En ‘Cuatro al día’ se han hecho eco del desafortunado incidente. En el programa, Joaquín Prat ha contado que la hija de la cantante hizo una llamada para comprobar si a su padre realmente se le había caído el móvil junto a su madre. La única manera de saber si estaba con ella o en otro lugar era llamando al número de su progenitor. «¿Qué hace la hija cuándo se entera?, llama al cementerio para que el operario se acerque a la lápida a ver si suena el teléfono, porque continuaba dando señal», ha relatado el presentador.

Al sonar el timbre, el trabajador comprueba que el aparato no suena. Posteriormente, Iris analiza las fotos del entierro y ve cómo el móvil de su padre cae dentro de la caja. Resuelto el entuerto, padre e hija determinan comprar un nuevo teléfono para él. Por suerte «le han respetado el número», ha puntualizado Beatriz Cortázar.

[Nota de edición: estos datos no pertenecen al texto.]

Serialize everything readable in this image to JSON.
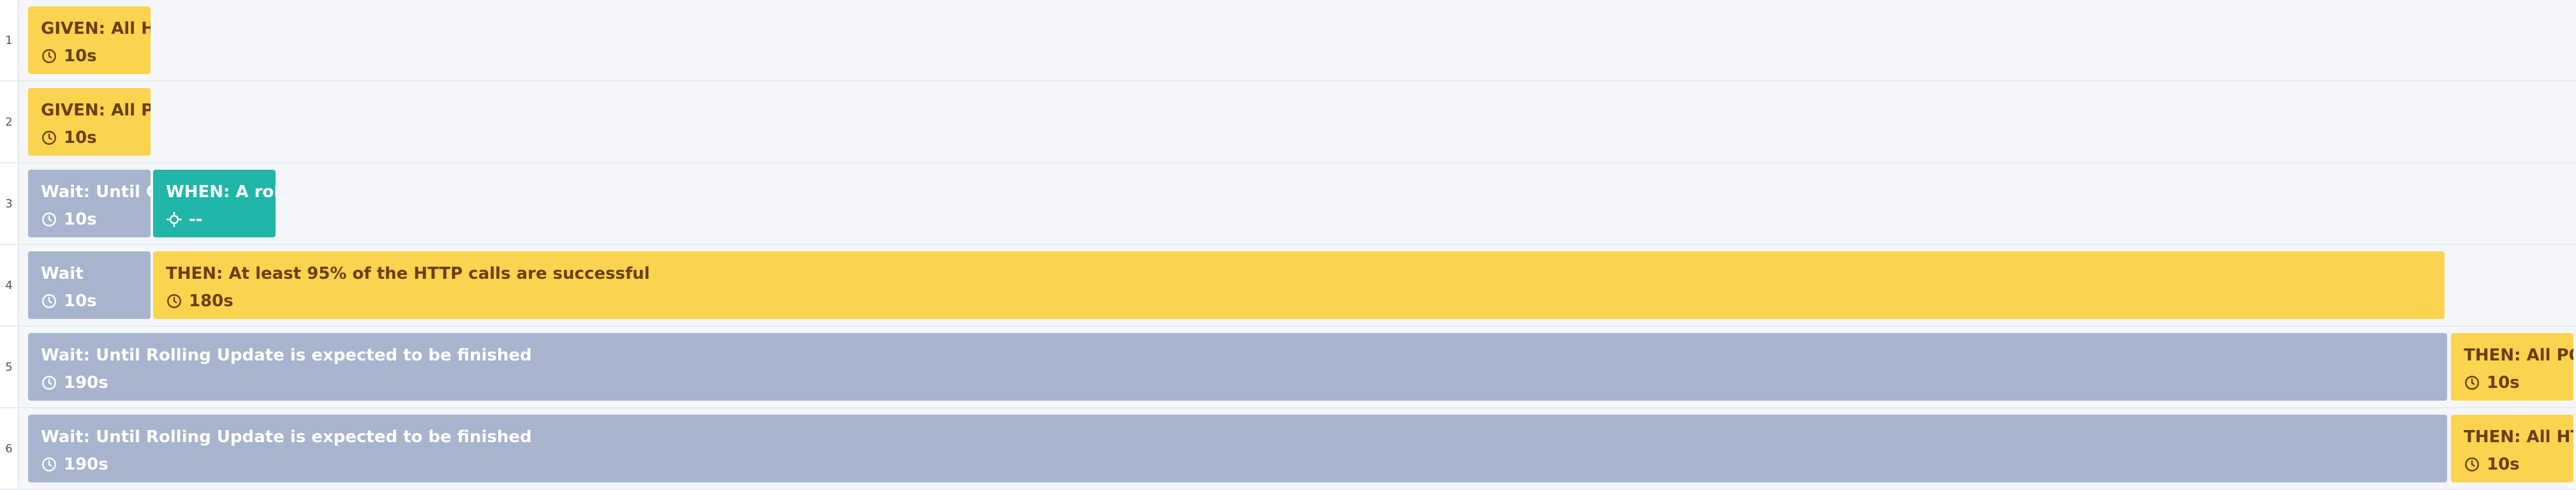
{
  "rows": [
    {
      "number": "1",
      "blocks": [
        {
          "kind": "given",
          "title": "GIVEN: All HTTP calls are successful",
          "meta_icon": "clock-icon",
          "meta": "10s"
        }
      ]
    },
    {
      "number": "2",
      "blocks": [
        {
          "kind": "given",
          "title": "GIVEN: All PODs are ready",
          "meta_icon": "clock-icon",
          "meta": "10s"
        }
      ]
    },
    {
      "number": "3",
      "blocks": [
        {
          "kind": "wait",
          "title": "Wait: Until GIVEN is fulfilled",
          "meta_icon": "clock-icon",
          "meta": "10s"
        },
        {
          "kind": "when",
          "title": "WHEN: A rolling update is triggered",
          "meta_icon": "crosshair-icon",
          "meta": "--"
        }
      ]
    },
    {
      "number": "4",
      "blocks": [
        {
          "kind": "wait",
          "title": "Wait",
          "meta_icon": "clock-icon",
          "meta": "10s"
        },
        {
          "kind": "then",
          "title": "THEN: At least 95% of the HTTP calls are successful",
          "meta_icon": "clock-icon",
          "meta": "180s"
        }
      ]
    },
    {
      "number": "5",
      "blocks": [
        {
          "kind": "wait",
          "title": "Wait: Until Rolling Update is expected to be finished",
          "meta_icon": "clock-icon",
          "meta": "190s"
        },
        {
          "kind": "then",
          "title": "THEN: All PODs are ready",
          "meta_icon": "clock-icon",
          "meta": "10s"
        }
      ]
    },
    {
      "number": "6",
      "blocks": [
        {
          "kind": "wait",
          "title": "Wait: Until Rolling Update is expected to be finished",
          "meta_icon": "clock-icon",
          "meta": "190s"
        },
        {
          "kind": "then",
          "title": "THEN: All HTTP calls are successful",
          "meta_icon": "clock-icon",
          "meta": "10s"
        }
      ]
    }
  ],
  "colors": {
    "given_then": "#fad44e",
    "wait": "#a6b5cd",
    "when": "#21b6aa",
    "dark_text": "#6b3f12",
    "background": "#f4f6fa"
  }
}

El episodio resulta surrealista, pero es real como la vida misma. Quién le iba a decir a Concha Márquez Piquer que se llevaría consigo un objeto personal de su marido en sus últimos minutos de paso por este mundo. Ella, que siempre hizo alarde de un gran sentido del humor, estaría desternillándose de la risa allí donde esté.

GTRES

Concha Márquez Piquer perdía la vida en la Clínica Quirón de Somosagua el pasado 18 de octubre. Con su fallecimiento se apagaba una de las voces más prestigiosas de la copla en nuestro país. Y una mujer que protagonizó numerosos titulares en la prensa del corazón. Su matrimonio con Curro Romero la hizo saltar a las portadas de las revistas. Con el torero estuvo casada entre 1979 y 1982. Tuvieron dos hijas, Concha y Coral. Esta última perdió la vida en un accidente de coche mientras se encontraba de viaje en estaos Unidos. Solo tenía 19 años. Poco después de su separación del matador contrajo matrimonio civil con Ramiro Oliveros, con la que tuvo una hija llamada Iris. Sus restos mortales yacen en el cementerio madrileño de San Isidro, donde reposan los restos de su madre.